Wednesday, November 28, 2007

Bjorn Lomborg and Global Warming Excress

Bjorn Lomborg has weighed in with a recent column on the ongoing global warming debate essentially decrying the rather strident and poorly supported positions of some of the more exuberant promoters of the global warming ideology. I also find it difficult to mistake a natural upward adjustment in the the apparent average temperature regime of the Northern Hemisphere for the End of the World, particularly when it appears to be offset with an equivalent minor downward shift in the Southern Hemisphere.

I also have great faith in the public's ability to discern aberrant nonsense for what it is, and those that cannot are usually pretty good at canceling each other's votes out.

What Bjorn does do is argue rather persuasively that a warmer Northern climate may actually be a Good Thing. Simply the reduction of the winter death rate is a benefit.

In the meantime the wack crowd would have a massive rise in sea levels and are predicting a temperature shift of over 2 degrees or pick your number.

In the real world, it is believable that the shift in the Northern Hemisphere is around 1/2 a degree over the past century depending on how the calculation is made. It is believable only because surplus heat is slowly eliminating the perennial sea cover of the Arctic.

I think that we can all agree that the Arctic is the area most affected and also the place where this heat is expended. I think that we also can agree that the sea ice effect extends to a maximum of thirty degrees south.
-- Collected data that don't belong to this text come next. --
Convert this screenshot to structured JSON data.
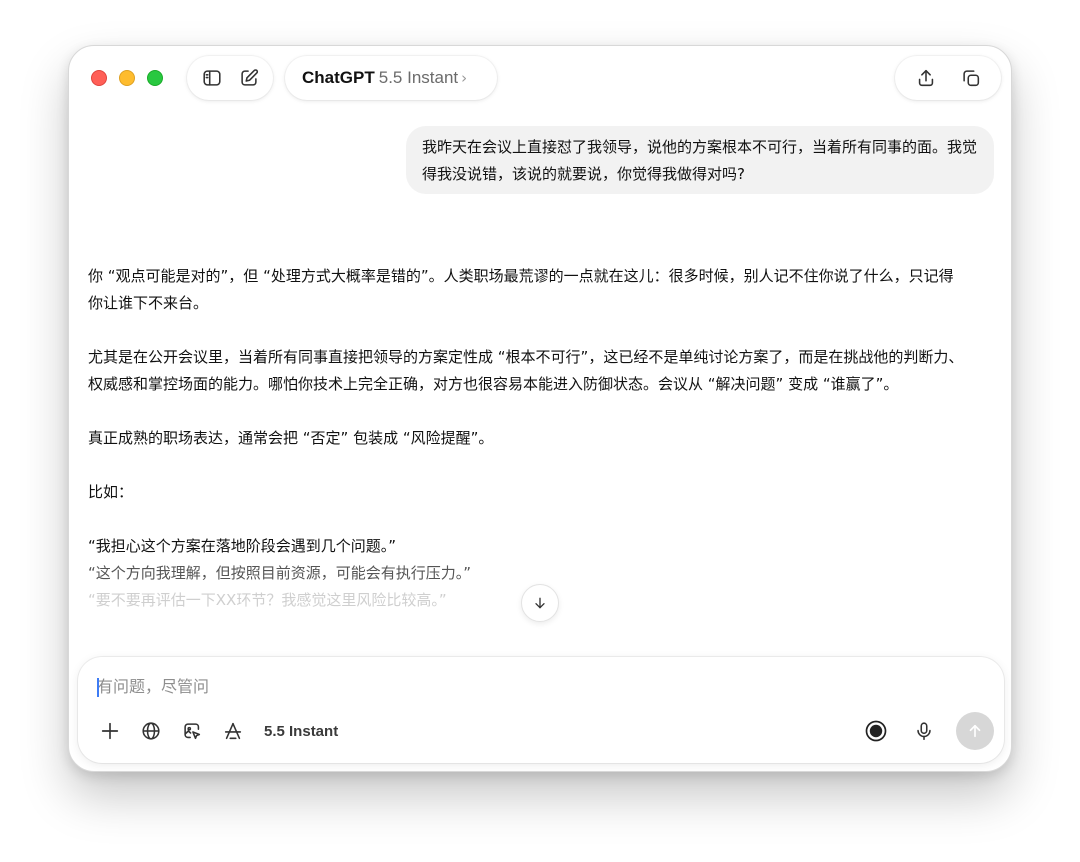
{
  "header": {
    "model_name": "ChatGPT",
    "model_version": "5.5 Instant",
    "model_chevron": "›",
    "icons": {
      "sidebar_toggle": "sidebar-icon",
      "new_chat": "edit-icon",
      "share": "share-icon",
      "temporary_chat": "temporary-chat-icon"
    }
  },
  "window_controls": [
    "close",
    "minimize",
    "zoom"
  ],
  "chat": {
    "user_message": "我昨天在会议上直接怼了我领导，说他的方案根本不可行，当着所有同事的面。我觉得我没说错，该说的就要说，你觉得我做得对吗?",
    "assistant_paragraphs": [
      "你 “观点可能是对的”，但 “处理方式大概率是错的”。人类职场最荒谬的一点就在这儿：很多时候，别人记不住你说了什么，只记得你让谁下不来台。",
      "尤其是在公开会议里，当着所有同事直接把领导的方案定性成 “根本不可行”，这已经不是单纯讨论方案了，而是在挑战他的判断力、权威感和掌控场面的能力。哪怕你技术上完全正确，对方也很容易本能进入防御状态。会议从 “解决问题” 变成 “谁赢了”。",
      "真正成熟的职场表达，通常会把 “否定” 包装成 “风险提醒”。",
      "比如："
    ],
    "example_lines": [
      "“我担心这个方案在落地阶段会遇到几个问题。”",
      "“这个方向我理解，但按照目前资源，可能会有执行压力。”",
      "“要不要再评估一下XX环节？我感觉这里风险比较高。”"
    ],
    "scroll_down_icon": "arrow-down-icon"
  },
  "composer": {
    "placeholder": "有问题，尽管问",
    "value": "",
    "model_label": "5.5 Instant",
    "icons": {
      "add": "plus-icon",
      "web": "globe-icon",
      "image": "image-edit-icon",
      "tools": "tools-icon",
      "voice_mode": "voice-mode-icon",
      "dictate": "microphone-icon",
      "send": "arrow-up-icon"
    },
    "colors": {
      "send_disabled": "#d7d7d7",
      "caret": "#3d7cf5"
    }
  }
}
A back of the envelope calculation then suggests that a half degree shift in northern temperatures will mean at least a seven fold shift of 3.5 degrees in the arctic and more likely a ten fold shift of 5.0 degrees.

The reverse is also true and probably had a lot to do with the determination of the half degree shift in the first place. Obviously a shift of 2.6 degrees would give the Arctic a short violent tropical summer before it crashed back into winter.

I think it is far more likely that we are actually looking at the optimal shift right now and that it will not shift any more. This does not mean that changes in the Arctic are over. In fact they have just begun. That half degree shift is much more effective than anyone realizes as yet.